In den Jahren 1971/72 arbeitete Richter an dem Bilderzyklus 48 Portraits, der später auf der 36. Biennale in Venedig gezeigt werden sollte.
„Der Plan, die 48 Portraits zu malen, ist sehr alt. Ich hatte die Idee schon lange, aber traute mich nicht, sie auszuführen. Als ich die Einladung nach Venedig bekam, war mir sofort klar, daß die räumlichen Bedingungen für diese Arbeit ideal sind. Ohne diesen Anlaß hätte ich sie wahrscheinlich nie gemalt.“ [1]
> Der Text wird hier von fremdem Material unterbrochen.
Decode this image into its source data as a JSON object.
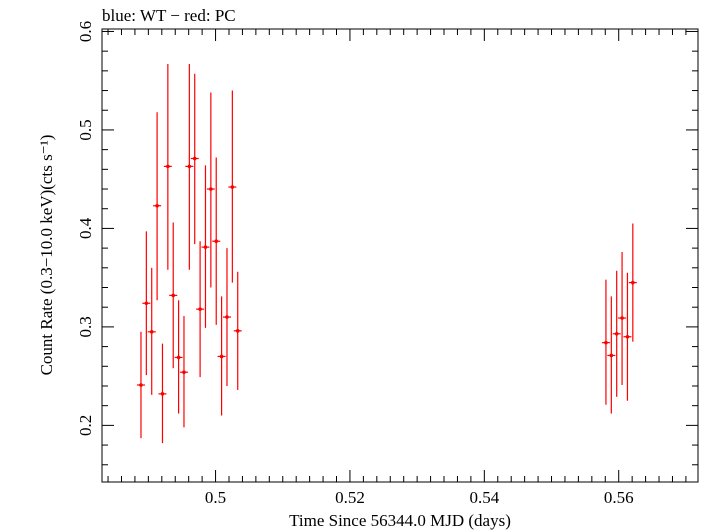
{
  "chart_data": {
    "type": "scatter",
    "title": "blue: WT − red: PC",
    "xlabel": "Time Since 56344.0 MJD (days)",
    "ylabel": "Count Rate (0.3−10.0 keV)(cts s⁻¹)",
    "xlim": [
      0.4831,
      0.5718
    ],
    "ylim": [
      0.1425,
      0.6025
    ],
    "x_ticks": [
      0.5,
      0.52,
      0.54,
      0.56
    ],
    "x_tick_labels": [
      "0.5",
      "0.52",
      "0.54",
      "0.56"
    ],
    "y_ticks": [
      0.2,
      0.3,
      0.4,
      0.5,
      0.6
    ],
    "y_tick_labels": [
      "0.2",
      "0.3",
      "0.4",
      "0.5",
      "0.6"
    ],
    "grid": false,
    "series": [
      {
        "color": "#ff0000",
        "points": [
          {
            "x": 0.4889,
            "y": 0.241,
            "ylo": 0.187,
            "yhi": 0.295
          },
          {
            "x": 0.4897,
            "y": 0.324,
            "ylo": 0.251,
            "yhi": 0.397
          },
          {
            "x": 0.4905,
            "y": 0.295,
            "ylo": 0.231,
            "yhi": 0.36
          },
          {
            "x": 0.4913,
            "y": 0.423,
            "ylo": 0.327,
            "yhi": 0.518
          },
          {
            "x": 0.4921,
            "y": 0.232,
            "ylo": 0.182,
            "yhi": 0.283
          },
          {
            "x": 0.4929,
            "y": 0.463,
            "ylo": 0.358,
            "yhi": 0.567
          },
          {
            "x": 0.4937,
            "y": 0.332,
            "ylo": 0.258,
            "yhi": 0.406
          },
          {
            "x": 0.4945,
            "y": 0.269,
            "ylo": 0.212,
            "yhi": 0.327
          },
          {
            "x": 0.4953,
            "y": 0.254,
            "ylo": 0.198,
            "yhi": 0.311
          },
          {
            "x": 0.4961,
            "y": 0.463,
            "ylo": 0.358,
            "yhi": 0.567
          },
          {
            "x": 0.4969,
            "y": 0.471,
            "ylo": 0.384,
            "yhi": 0.557
          },
          {
            "x": 0.4977,
            "y": 0.318,
            "ylo": 0.249,
            "yhi": 0.387
          },
          {
            "x": 0.4985,
            "y": 0.381,
            "ylo": 0.299,
            "yhi": 0.464
          },
          {
            "x": 0.4993,
            "y": 0.44,
            "ylo": 0.34,
            "yhi": 0.538
          },
          {
            "x": 0.5001,
            "y": 0.387,
            "ylo": 0.302,
            "yhi": 0.472
          },
          {
            "x": 0.5009,
            "y": 0.27,
            "ylo": 0.21,
            "yhi": 0.331
          },
          {
            "x": 0.5017,
            "y": 0.31,
            "ylo": 0.24,
            "yhi": 0.38
          },
          {
            "x": 0.5025,
            "y": 0.442,
            "ylo": 0.345,
            "yhi": 0.54
          },
          {
            "x": 0.5033,
            "y": 0.296,
            "ylo": 0.236,
            "yhi": 0.356
          },
          {
            "x": 0.5581,
            "y": 0.284,
            "ylo": 0.221,
            "yhi": 0.348
          },
          {
            "x": 0.5589,
            "y": 0.271,
            "ylo": 0.212,
            "yhi": 0.331
          },
          {
            "x": 0.5597,
            "y": 0.293,
            "ylo": 0.229,
            "yhi": 0.357
          },
          {
            "x": 0.5605,
            "y": 0.309,
            "ylo": 0.241,
            "yhi": 0.376
          },
          {
            "x": 0.5613,
            "y": 0.29,
            "ylo": 0.225,
            "yhi": 0.355
          },
          {
            "x": 0.5621,
            "y": 0.345,
            "ylo": 0.285,
            "yhi": 0.405
          }
        ]
      }
    ]
  }
}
Eine erste Auswahl umfasste 270 Portrait-Fotografien aus Enzyklopädien und Lexika, die Richter in seinem Atlas (Tafeln 30-37) sammelte. Dabei handelt es sich ausschließlich um Abbildungen männlicher Personen aus verschiedenen Bereichen der Philosophie, Literatur, Naturwissenschaften, Politik und weiterer Gebiete. Vernachlässigt wurden in diesem Zusammenhang Vertreter der bildenden Künste. Auch Politiker wurden schließlich aus der endgültigen Auswahl ausgeschlossen. Denn, so kommentiert Richter, „(…) ich wollte keine Ideologien, kein Thema nahelegen. Ich wollte reine, ideologisch undeutbare Bilder.“ [2]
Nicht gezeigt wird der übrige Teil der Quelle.